Огромное желтое лицо витало над ним еще целую вечность, не разгладив ни единой морщинки, не дрогнув ни единой ресницей. Уильям уже готов был завопить от ужаса — того самого иррационального страха, преследующего всех людей: умереть и знать, что ты мертв. Но лицо наконец ожило, наклонилось ближе, что-то пробормотало и исчезло. Уильям понял, что так дальше продолжаться не может. Нужно вверить себя чьим-то заботам. Пусть теперь кто-нибудь другой определяет, будет он жить или нет.
3
Уильям пребывал теперь в мире жидкостей и газов. Приятного здесь было мало. Иногда ему что-то кололи в руку, в которой проделали, судя по всему, довольно большую дыру; резко пахло йодом, и немалую роль во всем этом играло какое-то заросшее лицо-луковица. Лицо это появлялось несколько раз и говорило по-французски. Однажды оно проревело: «C’est la logique, madame» — а затем длинный корявый ноготь, видимо, тоже с ним связанный, начал что-то чертить на груди Уильяма под аккомпанемент всяческих «вуаля» и «вуаси», а также не очень разборчивых, но пылких заявлений о la physiologie. [8] Рядом часто мелькала женщина — белая, англичанка, смутно знакомая, ее образ отпечатывался в сознании четче остальных.
8
«Такова логика, мадам»; «вот» и «здесь»; физиология (фр.).

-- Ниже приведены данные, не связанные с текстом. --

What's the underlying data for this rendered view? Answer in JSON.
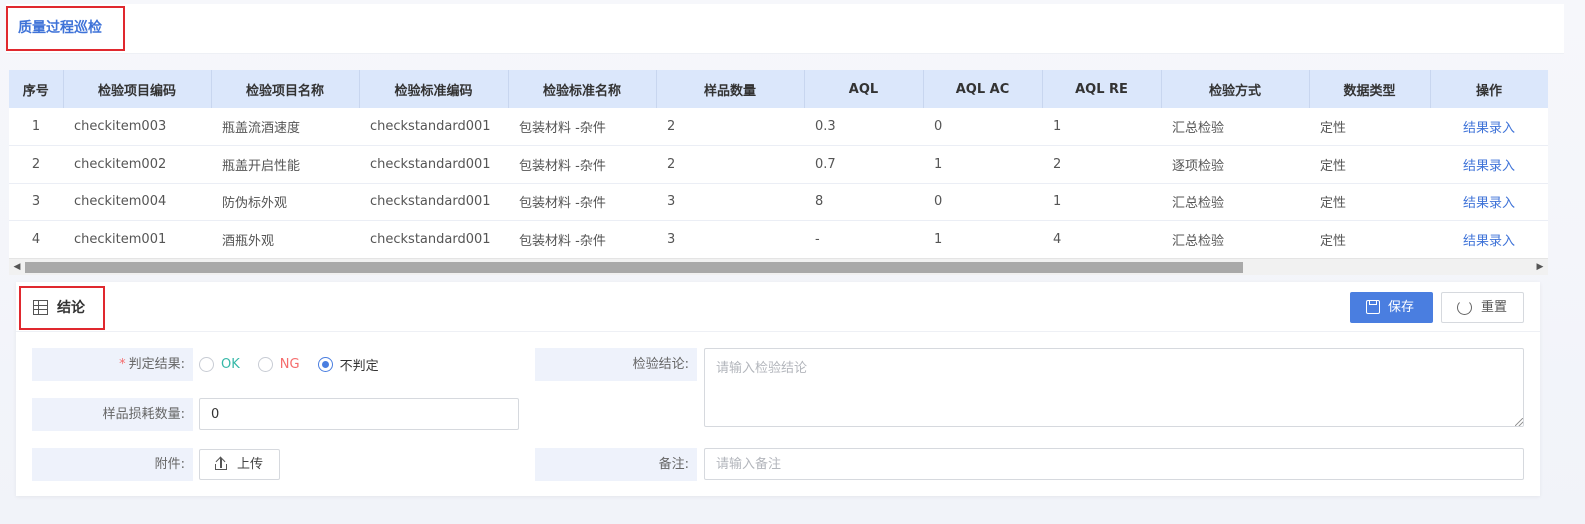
{
  "page": {
    "title": "质量过程巡检"
  },
  "table": {
    "columns": [
      "序号",
      "检验项目编码",
      "检验项目名称",
      "检验标准编码",
      "检验标准名称",
      "样品数量",
      "AQL",
      "AQL AC",
      "AQL RE",
      "检验方式",
      "数据类型",
      "操作"
    ],
    "rows": [
      {
        "idx": "1",
        "item_code": "checkitem003",
        "item_name": "瓶盖流酒速度",
        "std_code": "checkstandard001",
        "std_name": "包装材料 -杂件",
        "sample_qty": "2",
        "aql": "0.3",
        "aql_ac": "0",
        "aql_re": "1",
        "method": "汇总检验",
        "data_type": "定性",
        "action": "结果录入"
      },
      {
        "idx": "2",
        "item_code": "checkitem002",
        "item_name": "瓶盖开启性能",
        "std_code": "checkstandard001",
        "std_name": "包装材料 -杂件",
        "sample_qty": "2",
        "aql": "0.7",
        "aql_ac": "1",
        "aql_re": "2",
        "method": "逐项检验",
        "data_type": "定性",
        "action": "结果录入"
      },
      {
        "idx": "3",
        "item_code": "checkitem004",
        "item_name": "防伪标外观",
        "std_code": "checkstandard001",
        "std_name": "包装材料 -杂件",
        "sample_qty": "3",
        "aql": "8",
        "aql_ac": "0",
        "aql_re": "1",
        "method": "汇总检验",
        "data_type": "定性",
        "action": "结果录入"
      },
      {
        "idx": "4",
        "item_code": "checkitem001",
        "item_name": "酒瓶外观",
        "std_code": "checkstandard001",
        "std_name": "包装材料 -杂件",
        "sample_qty": "3",
        "aql": "-",
        "aql_ac": "1",
        "aql_re": "4",
        "method": "汇总检验",
        "data_type": "定性",
        "action": "结果录入"
      }
    ]
  },
  "conclusion": {
    "title": "结论",
    "save_label": "保存",
    "reset_label": "重置",
    "judge_label": "判定结果:",
    "judge_required_mark": "*",
    "options": {
      "ok": "OK",
      "ng": "NG",
      "none": "不判定"
    },
    "judge_selected": "不判定",
    "sample_loss_label": "样品损耗数量:",
    "sample_loss_value": "0",
    "attachment_label": "附件:",
    "upload_label": "上传",
    "inspect_conclusion_label": "检验结论:",
    "inspect_conclusion_placeholder": "请输入检验结论",
    "remark_label": "备注:",
    "remark_placeholder": "请输入备注"
  },
  "colors": {
    "accent": "#4a7ee0",
    "ok": "#36b8a8",
    "ng": "#f56c6c",
    "header_bg": "#dbe7fb",
    "highlight_border": "#e0282e"
  }
}
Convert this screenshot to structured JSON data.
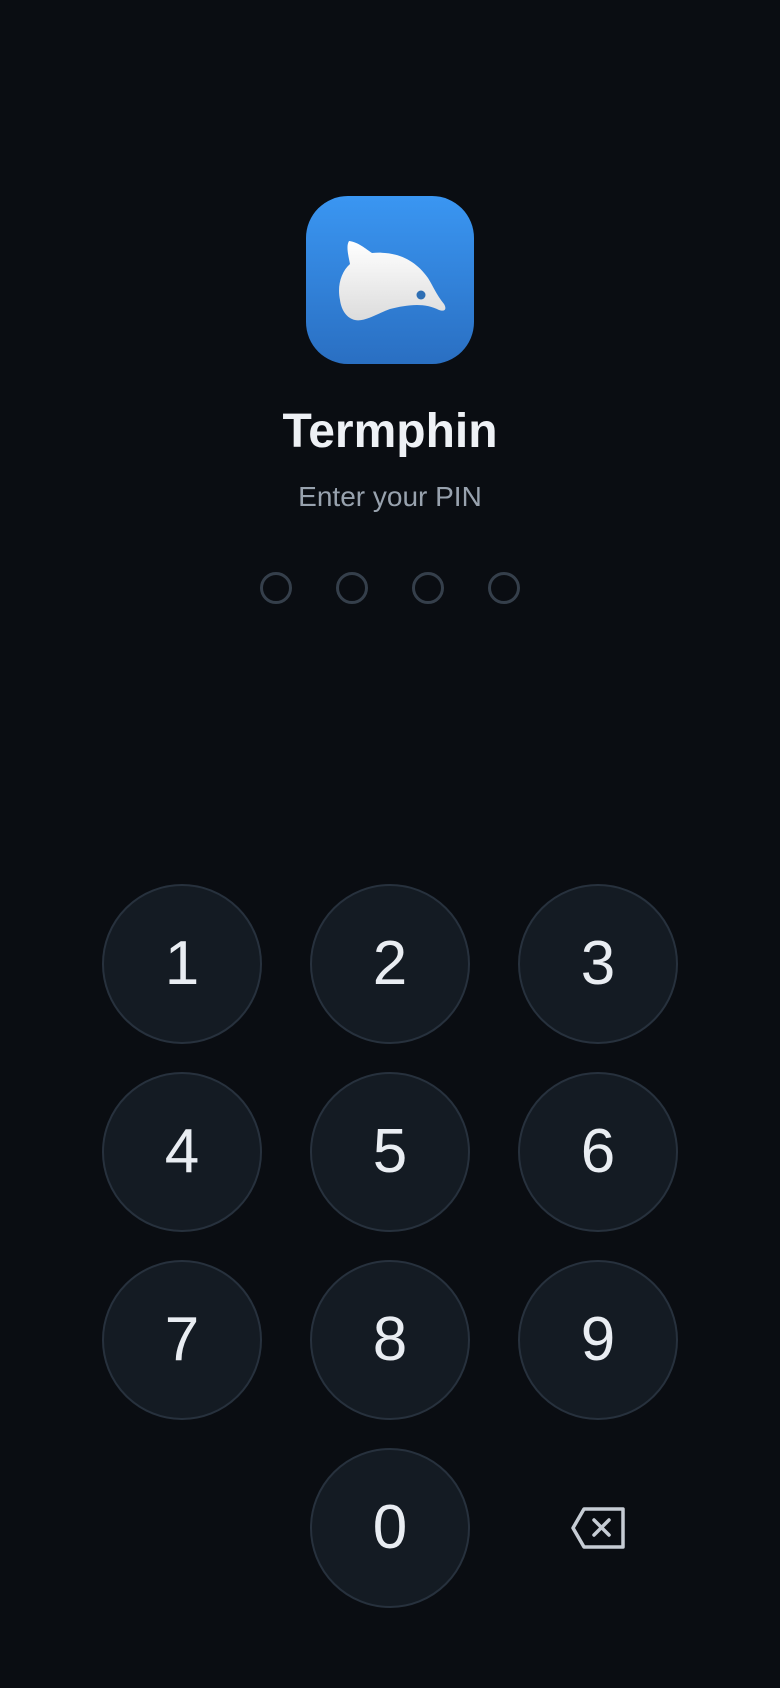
{
  "app": {
    "name": "Termphin",
    "icon": "dolphin-icon",
    "icon_gradient": [
      "#3a96f2",
      "#2a6fc2"
    ]
  },
  "prompt": "Enter your PIN",
  "pin": {
    "length": 4,
    "entered": 0
  },
  "keypad": {
    "keys": [
      "1",
      "2",
      "3",
      "4",
      "5",
      "6",
      "7",
      "8",
      "9",
      "0"
    ],
    "backspace_icon": "backspace-icon"
  },
  "colors": {
    "background": "#0a0d12",
    "key_fill": "#141b23",
    "key_border": "#27313d",
    "dot_border": "#353f4b"
  }
}
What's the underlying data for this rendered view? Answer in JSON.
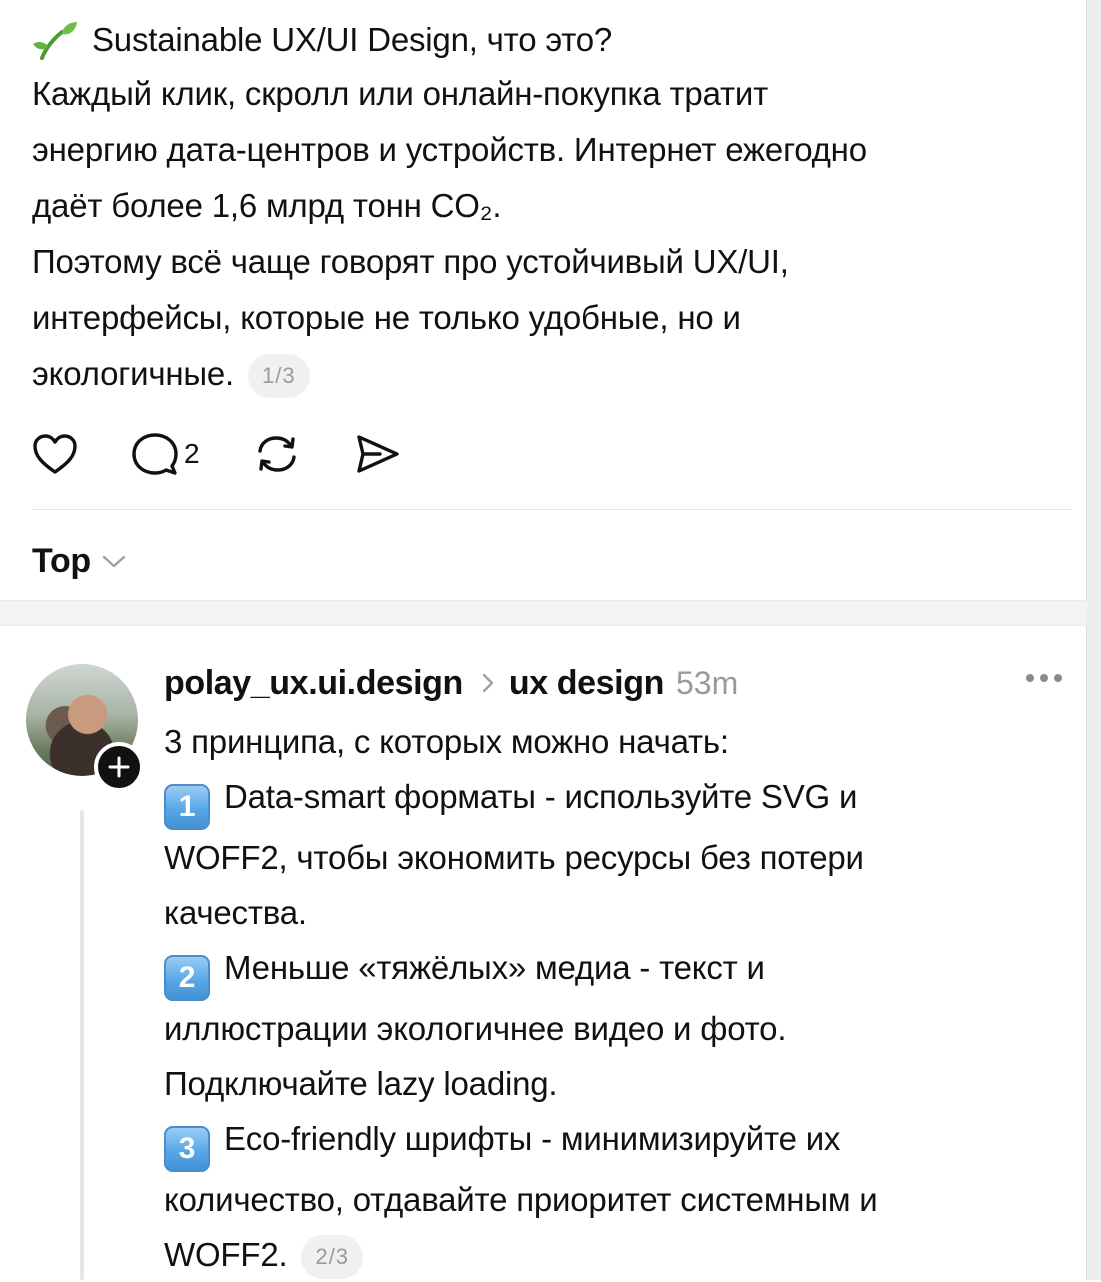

Все это очень обескураживало и сбивало с толку. Возникновение Рамсботтома с коммандером, смотрящих расширенными глазами, еще объяснимо, но откуда вдруг взялся дядя Болдуин? Может быть, Уильям и болен, однако дурачить себя не даст. Разве дядя Болдуин не умер? А если умер, тогда что он здесь делает? А Терри? Терри, конечно, жива, но ее тоже нет на острове, она уплыла на яхте к себе в Калифорнию. Выходит, яхта повернула назад с полпути? В одно из своих появлений она обвила шею Уильяма руками и прижалась к нему щекой, была такая ласковая и тихая, какой он ее никогда не видел. А в другой раз почему-то показывала на него длинным тонким пальцем и злобно хохотала. Очень некрасивый поступок. Уильям рассказал об этом дяде Болдуину и своему приятелю Гринлоу из грамматической школы, и оба согласились, что так поступать некрасиво. Уильям много рассказывал и об этом, и о разном другом, только большинство навещавших почти не слушали. Англичанка пыталась, но, кажется, не понимала ни слова, недотепа. А еще Уильям изнемогал от жары, от жажды и от всяческих неудобств, люди и даже вещи творили что хотели, постоянно перемещаясь, двоясь, приближаясь, удаляясь, вспыхивая и тая. Чем так жить, лучше и впрямь умереть. Жалкое существование.
Наконец в одно прекрасное утро Уильям проснулся в обычном здравом мире. Он утомился так, будто проделал долгий трудный путь. Все вокруг тоже выглядело несколько утомленным — приятным, мирным, добротным, но довольно тусклым и потертым. Он находился не в бунгало отеля, а в какой-то незнакомой спальне. Наверное, у Бруаса. Вот и пара больших фотографий на стене — явные французы. Через полуоткрытую ставню проникала полоса света, но даже она казалась какой-то поблекшей. Полная комната усталости.